Le débat sur la gestion des risques industriels relancé

« Cette nouvelle fuite relance le débat de la gestion des risques industriels au travers des PPRT (Plan de prévention des risques technologiques) et de leur compatibilité avec le nécessaire développement urbain. Notre territoire est emblématique du modèle de développement économique basé sur les énergies fossiles et l’industrie chimique qui fait peser dans nos villes une menace permanente sur les habitants. »

« On ne peut négliger l’extrême fragilité des sites industriels en zone urbaine, où un accident peut survenir à tout moment. Quelle est l’efficacité des plans de prévention des risques technologiques ? », interroge ainsi Jean-Michel Bérégovoy, co-président du groupe EELV à la Ville de Rouen.

« 71 sites Seveso sur l’agglomération de Rouen »

« On a dénoncé, lors de l’élaboration du PPRT Lubrizol en avril 2010, la séparation du PPRT en deux zones qui ne nous semblait pas pertinente. La délibération proposée précisait d’ailleurs que la Ville n’avait pas connaissance de tous les éléments pour décider en toute connaissance de cause. Les mesures prises pour assurer la sécurité des personnes (expropriation et sécurisation) dans les entreprises à risque en fonctionnement ici et ailleurs (71 sites Seveso sur notre agglomération) sont insuffisantes.

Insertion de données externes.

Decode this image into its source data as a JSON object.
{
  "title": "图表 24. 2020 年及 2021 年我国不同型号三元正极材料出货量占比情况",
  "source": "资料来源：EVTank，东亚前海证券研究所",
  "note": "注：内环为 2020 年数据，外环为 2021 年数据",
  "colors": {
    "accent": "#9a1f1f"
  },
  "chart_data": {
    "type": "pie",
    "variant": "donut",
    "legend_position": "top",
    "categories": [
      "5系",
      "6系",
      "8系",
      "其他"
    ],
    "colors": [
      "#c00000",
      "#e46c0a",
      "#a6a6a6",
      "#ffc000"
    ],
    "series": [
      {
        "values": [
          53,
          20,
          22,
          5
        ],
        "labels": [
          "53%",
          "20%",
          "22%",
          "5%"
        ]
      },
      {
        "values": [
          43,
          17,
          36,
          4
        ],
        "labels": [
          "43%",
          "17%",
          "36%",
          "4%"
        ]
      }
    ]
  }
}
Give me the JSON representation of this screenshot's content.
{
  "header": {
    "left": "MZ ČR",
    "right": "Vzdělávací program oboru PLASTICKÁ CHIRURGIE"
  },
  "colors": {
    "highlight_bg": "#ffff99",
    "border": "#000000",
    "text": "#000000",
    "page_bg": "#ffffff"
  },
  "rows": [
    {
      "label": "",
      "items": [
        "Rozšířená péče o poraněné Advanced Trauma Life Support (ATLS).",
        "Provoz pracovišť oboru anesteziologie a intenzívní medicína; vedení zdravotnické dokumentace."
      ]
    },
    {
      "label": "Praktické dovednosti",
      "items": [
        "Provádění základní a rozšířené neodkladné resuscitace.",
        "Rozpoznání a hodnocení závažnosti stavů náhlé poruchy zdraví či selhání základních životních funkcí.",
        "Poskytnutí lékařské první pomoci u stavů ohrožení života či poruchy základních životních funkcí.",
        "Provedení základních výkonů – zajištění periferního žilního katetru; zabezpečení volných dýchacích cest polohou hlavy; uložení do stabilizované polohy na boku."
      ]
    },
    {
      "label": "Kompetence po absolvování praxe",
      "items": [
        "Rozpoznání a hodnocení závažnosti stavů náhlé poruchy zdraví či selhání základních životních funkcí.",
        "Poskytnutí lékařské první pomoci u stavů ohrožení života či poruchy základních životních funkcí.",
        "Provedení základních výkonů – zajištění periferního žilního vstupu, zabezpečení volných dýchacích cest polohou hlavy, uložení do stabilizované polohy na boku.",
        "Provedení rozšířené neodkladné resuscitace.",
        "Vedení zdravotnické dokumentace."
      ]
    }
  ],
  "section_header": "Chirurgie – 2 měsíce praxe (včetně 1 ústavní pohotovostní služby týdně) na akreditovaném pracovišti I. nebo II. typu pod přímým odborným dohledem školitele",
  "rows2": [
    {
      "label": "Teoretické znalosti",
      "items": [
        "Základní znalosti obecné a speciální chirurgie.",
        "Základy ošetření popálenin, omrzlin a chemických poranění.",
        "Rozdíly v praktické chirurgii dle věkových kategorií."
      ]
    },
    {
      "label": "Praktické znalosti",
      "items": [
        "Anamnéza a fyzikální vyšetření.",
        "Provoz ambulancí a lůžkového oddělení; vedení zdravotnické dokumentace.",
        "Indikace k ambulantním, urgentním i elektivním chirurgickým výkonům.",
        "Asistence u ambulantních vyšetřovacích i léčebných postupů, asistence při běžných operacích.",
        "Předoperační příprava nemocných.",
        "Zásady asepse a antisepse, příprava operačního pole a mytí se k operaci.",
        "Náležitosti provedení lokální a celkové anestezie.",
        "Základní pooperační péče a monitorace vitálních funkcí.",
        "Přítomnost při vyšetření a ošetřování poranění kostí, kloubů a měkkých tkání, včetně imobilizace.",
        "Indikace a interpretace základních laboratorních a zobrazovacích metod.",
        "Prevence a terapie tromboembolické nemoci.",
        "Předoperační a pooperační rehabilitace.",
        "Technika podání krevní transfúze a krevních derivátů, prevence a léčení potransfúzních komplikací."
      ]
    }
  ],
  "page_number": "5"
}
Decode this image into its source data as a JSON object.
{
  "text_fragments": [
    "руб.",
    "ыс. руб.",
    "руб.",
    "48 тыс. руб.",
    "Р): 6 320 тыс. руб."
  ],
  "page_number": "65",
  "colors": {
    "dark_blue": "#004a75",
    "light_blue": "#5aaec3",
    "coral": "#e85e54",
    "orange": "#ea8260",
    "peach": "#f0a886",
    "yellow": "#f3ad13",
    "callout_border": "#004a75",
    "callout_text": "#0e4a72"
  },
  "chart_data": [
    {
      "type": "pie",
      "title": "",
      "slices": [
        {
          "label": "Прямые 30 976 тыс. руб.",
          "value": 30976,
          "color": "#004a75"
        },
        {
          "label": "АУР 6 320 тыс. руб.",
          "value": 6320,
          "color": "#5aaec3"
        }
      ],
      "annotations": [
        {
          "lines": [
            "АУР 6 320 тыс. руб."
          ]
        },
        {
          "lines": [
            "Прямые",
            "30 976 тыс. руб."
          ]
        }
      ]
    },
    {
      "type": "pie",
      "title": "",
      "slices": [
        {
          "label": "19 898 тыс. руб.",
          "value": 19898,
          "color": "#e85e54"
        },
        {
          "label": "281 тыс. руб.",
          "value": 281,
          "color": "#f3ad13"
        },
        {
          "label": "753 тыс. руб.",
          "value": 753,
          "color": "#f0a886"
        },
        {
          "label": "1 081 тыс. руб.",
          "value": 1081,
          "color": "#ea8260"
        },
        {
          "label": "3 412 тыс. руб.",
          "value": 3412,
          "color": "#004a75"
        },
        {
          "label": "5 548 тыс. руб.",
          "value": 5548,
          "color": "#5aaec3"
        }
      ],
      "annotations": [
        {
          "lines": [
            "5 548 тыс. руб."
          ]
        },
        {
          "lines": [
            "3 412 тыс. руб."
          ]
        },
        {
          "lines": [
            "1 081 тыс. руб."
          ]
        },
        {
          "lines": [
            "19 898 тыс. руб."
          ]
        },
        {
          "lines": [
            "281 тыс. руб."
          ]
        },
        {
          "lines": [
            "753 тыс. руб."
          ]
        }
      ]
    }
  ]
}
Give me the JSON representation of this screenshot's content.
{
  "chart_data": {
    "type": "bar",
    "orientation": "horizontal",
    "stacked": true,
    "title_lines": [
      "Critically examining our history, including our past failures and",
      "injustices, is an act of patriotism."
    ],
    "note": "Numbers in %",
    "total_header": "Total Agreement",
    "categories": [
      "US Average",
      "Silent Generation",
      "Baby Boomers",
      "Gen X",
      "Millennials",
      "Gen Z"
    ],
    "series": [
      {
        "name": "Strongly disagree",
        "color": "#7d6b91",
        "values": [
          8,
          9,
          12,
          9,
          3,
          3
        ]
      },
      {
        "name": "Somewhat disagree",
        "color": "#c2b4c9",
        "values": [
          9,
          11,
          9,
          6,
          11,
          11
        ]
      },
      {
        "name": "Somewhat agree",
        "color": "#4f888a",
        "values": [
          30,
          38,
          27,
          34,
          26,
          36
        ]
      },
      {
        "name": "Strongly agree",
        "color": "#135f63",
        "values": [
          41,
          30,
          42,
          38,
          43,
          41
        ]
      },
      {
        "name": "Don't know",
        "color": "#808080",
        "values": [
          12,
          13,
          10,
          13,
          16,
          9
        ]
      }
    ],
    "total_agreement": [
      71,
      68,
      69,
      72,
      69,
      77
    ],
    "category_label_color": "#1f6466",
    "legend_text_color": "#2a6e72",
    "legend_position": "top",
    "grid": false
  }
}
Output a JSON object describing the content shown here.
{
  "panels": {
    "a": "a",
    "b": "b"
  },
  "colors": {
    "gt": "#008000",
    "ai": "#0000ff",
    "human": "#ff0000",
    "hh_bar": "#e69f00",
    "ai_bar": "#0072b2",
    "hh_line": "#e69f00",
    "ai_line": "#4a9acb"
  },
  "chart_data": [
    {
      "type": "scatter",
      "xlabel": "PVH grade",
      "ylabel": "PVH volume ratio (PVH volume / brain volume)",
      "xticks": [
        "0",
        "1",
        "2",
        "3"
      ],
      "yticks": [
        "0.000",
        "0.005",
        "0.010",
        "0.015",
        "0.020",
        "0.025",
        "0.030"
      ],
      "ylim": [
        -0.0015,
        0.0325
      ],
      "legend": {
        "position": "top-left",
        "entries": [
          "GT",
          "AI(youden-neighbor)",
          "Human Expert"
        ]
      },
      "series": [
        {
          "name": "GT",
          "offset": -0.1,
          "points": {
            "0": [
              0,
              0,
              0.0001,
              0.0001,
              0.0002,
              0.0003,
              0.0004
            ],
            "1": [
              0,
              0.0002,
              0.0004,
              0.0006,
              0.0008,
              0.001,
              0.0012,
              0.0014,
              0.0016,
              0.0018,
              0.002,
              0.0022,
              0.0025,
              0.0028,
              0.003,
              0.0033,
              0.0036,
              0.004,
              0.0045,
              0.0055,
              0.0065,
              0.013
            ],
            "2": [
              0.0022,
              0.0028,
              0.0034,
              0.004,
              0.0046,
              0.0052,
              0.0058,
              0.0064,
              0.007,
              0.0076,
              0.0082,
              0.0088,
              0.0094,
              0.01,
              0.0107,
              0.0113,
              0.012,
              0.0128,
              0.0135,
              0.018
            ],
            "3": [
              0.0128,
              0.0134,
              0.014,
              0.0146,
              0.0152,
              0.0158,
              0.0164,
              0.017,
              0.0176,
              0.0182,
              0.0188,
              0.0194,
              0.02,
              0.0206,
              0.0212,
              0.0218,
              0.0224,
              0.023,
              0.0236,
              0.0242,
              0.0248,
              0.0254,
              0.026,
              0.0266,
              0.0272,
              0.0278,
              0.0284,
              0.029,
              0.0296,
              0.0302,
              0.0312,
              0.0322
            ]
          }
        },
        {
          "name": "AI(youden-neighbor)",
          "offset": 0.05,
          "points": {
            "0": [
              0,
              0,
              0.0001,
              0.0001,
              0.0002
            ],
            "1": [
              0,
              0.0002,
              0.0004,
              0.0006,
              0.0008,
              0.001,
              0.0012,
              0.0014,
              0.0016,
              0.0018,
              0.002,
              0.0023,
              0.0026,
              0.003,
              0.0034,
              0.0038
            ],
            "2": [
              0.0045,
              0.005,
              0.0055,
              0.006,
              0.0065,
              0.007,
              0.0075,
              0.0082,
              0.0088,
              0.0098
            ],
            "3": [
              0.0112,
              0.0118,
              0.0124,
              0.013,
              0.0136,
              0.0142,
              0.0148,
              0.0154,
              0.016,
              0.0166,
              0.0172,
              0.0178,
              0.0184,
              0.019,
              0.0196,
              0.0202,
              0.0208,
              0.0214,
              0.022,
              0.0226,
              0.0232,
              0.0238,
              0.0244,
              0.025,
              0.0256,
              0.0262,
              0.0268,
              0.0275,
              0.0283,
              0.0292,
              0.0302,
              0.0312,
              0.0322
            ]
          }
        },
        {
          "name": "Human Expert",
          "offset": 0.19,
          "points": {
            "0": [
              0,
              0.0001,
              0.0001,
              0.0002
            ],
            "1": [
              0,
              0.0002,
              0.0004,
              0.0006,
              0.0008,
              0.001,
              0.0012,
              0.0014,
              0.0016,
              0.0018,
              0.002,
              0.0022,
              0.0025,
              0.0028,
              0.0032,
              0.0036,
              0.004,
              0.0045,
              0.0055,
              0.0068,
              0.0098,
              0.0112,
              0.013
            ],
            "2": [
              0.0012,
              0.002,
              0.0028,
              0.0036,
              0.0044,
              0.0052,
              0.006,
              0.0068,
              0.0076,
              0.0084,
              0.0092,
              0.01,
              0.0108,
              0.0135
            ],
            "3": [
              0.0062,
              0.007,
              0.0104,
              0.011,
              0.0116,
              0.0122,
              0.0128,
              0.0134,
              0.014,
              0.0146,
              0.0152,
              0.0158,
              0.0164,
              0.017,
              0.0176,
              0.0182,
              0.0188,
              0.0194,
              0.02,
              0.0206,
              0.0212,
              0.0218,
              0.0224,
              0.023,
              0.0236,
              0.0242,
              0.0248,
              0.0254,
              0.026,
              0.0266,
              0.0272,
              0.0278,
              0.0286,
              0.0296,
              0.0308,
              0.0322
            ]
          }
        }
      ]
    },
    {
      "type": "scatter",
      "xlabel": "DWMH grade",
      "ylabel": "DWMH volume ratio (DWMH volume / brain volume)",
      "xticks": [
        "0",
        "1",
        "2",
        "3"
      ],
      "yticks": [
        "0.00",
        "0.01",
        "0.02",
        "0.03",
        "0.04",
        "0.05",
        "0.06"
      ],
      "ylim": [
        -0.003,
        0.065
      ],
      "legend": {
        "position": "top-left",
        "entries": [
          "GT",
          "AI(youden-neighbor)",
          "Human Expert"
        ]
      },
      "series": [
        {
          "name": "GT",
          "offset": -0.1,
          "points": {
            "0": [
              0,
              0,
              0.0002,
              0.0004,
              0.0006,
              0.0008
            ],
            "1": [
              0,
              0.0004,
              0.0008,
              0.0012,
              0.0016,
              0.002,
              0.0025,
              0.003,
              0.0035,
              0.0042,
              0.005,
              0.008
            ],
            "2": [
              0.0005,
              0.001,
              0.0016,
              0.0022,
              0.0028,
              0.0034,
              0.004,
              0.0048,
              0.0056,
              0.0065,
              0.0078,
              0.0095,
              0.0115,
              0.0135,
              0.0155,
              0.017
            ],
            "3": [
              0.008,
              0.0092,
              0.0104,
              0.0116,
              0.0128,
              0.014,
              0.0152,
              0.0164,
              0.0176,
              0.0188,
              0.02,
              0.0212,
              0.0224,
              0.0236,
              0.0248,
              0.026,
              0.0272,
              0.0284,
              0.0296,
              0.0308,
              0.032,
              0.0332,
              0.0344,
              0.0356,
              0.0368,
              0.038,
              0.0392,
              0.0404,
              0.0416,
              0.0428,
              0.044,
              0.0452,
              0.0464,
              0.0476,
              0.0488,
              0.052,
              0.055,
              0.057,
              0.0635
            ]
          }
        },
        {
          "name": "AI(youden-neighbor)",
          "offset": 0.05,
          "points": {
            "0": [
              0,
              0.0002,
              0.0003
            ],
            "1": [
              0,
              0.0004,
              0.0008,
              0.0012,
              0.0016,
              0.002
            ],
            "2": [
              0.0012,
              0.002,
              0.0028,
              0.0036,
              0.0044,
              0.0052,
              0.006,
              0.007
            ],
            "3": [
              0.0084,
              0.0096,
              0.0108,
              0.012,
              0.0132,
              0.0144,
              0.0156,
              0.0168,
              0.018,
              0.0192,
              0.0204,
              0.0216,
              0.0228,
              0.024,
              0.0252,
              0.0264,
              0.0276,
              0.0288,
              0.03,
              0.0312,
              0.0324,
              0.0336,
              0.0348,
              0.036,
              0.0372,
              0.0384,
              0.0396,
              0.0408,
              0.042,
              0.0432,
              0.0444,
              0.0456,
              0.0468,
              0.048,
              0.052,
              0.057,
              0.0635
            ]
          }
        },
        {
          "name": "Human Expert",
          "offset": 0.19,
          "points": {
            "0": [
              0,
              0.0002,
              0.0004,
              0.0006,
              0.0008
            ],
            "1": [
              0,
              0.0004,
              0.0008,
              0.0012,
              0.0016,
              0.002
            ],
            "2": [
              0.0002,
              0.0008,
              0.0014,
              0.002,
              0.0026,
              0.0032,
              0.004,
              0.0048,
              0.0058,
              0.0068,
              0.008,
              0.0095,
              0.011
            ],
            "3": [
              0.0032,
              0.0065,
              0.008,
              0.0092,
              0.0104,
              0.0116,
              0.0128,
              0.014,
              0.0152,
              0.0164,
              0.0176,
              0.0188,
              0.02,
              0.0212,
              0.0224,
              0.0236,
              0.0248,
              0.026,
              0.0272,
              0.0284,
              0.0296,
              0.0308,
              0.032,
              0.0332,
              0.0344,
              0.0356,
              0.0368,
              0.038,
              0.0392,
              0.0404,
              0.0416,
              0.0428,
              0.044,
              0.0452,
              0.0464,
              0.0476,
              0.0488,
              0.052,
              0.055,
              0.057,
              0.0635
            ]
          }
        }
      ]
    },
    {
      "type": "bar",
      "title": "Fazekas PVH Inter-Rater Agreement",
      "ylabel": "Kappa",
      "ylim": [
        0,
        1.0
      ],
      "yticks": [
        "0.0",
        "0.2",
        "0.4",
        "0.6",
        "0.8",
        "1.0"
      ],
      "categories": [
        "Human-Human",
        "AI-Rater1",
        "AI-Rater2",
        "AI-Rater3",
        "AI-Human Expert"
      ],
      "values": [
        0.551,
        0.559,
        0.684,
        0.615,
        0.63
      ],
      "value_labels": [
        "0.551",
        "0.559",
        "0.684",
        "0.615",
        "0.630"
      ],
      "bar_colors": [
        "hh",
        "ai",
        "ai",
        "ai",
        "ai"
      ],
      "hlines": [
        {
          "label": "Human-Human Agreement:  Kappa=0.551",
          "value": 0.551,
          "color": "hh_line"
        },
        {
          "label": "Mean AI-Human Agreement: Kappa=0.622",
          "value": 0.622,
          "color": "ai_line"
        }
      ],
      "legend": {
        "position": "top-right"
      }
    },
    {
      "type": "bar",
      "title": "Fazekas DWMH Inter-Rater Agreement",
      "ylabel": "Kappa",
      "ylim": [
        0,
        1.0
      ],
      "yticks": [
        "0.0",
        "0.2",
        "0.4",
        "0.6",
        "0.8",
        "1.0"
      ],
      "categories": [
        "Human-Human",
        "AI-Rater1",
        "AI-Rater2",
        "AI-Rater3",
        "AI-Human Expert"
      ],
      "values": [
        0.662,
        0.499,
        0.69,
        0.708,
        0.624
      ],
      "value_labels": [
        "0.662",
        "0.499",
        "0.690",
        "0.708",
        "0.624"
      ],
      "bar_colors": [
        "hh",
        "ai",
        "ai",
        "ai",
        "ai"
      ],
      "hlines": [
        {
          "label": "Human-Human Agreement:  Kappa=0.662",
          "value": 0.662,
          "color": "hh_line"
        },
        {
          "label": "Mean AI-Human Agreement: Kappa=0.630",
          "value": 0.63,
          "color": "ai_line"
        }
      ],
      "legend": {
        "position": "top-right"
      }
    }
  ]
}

L’usine Lubrizol est, rappelons-le, située en limite de futur écoquartier Flaubert ! », rappelle EELV. (…)

« Au-delà de cet accident, il faut s’interroger sur une organisation qui autorise une telle concentration d’usines en zone urbaine dense, et réfléchir à la définition du risque acceptable. Et, sujet directement lié, il faut aussi revenir sur les moyens à disposition des communes et des habitants pour se protéger quand le risque est là, de toute façon.
Car la baisse des aides prévues dans le Grenelle, de 40% à 15%, fait reporter sur les seuls habitants la totalité de la responsabilité des risques industriels, en n’ayant d’autre choix que de prendre en charge les travaux nécessaires à leur protection. Nous, élu(es) écologistes proposons, dans l’attente d’une disposition nationale obligeant les industriels à assumer leur responsabilités, de constituer un fond public d’aide aux résidents pour la réalisation des travaux prescrits dans le PPRT », concluent les écologistes.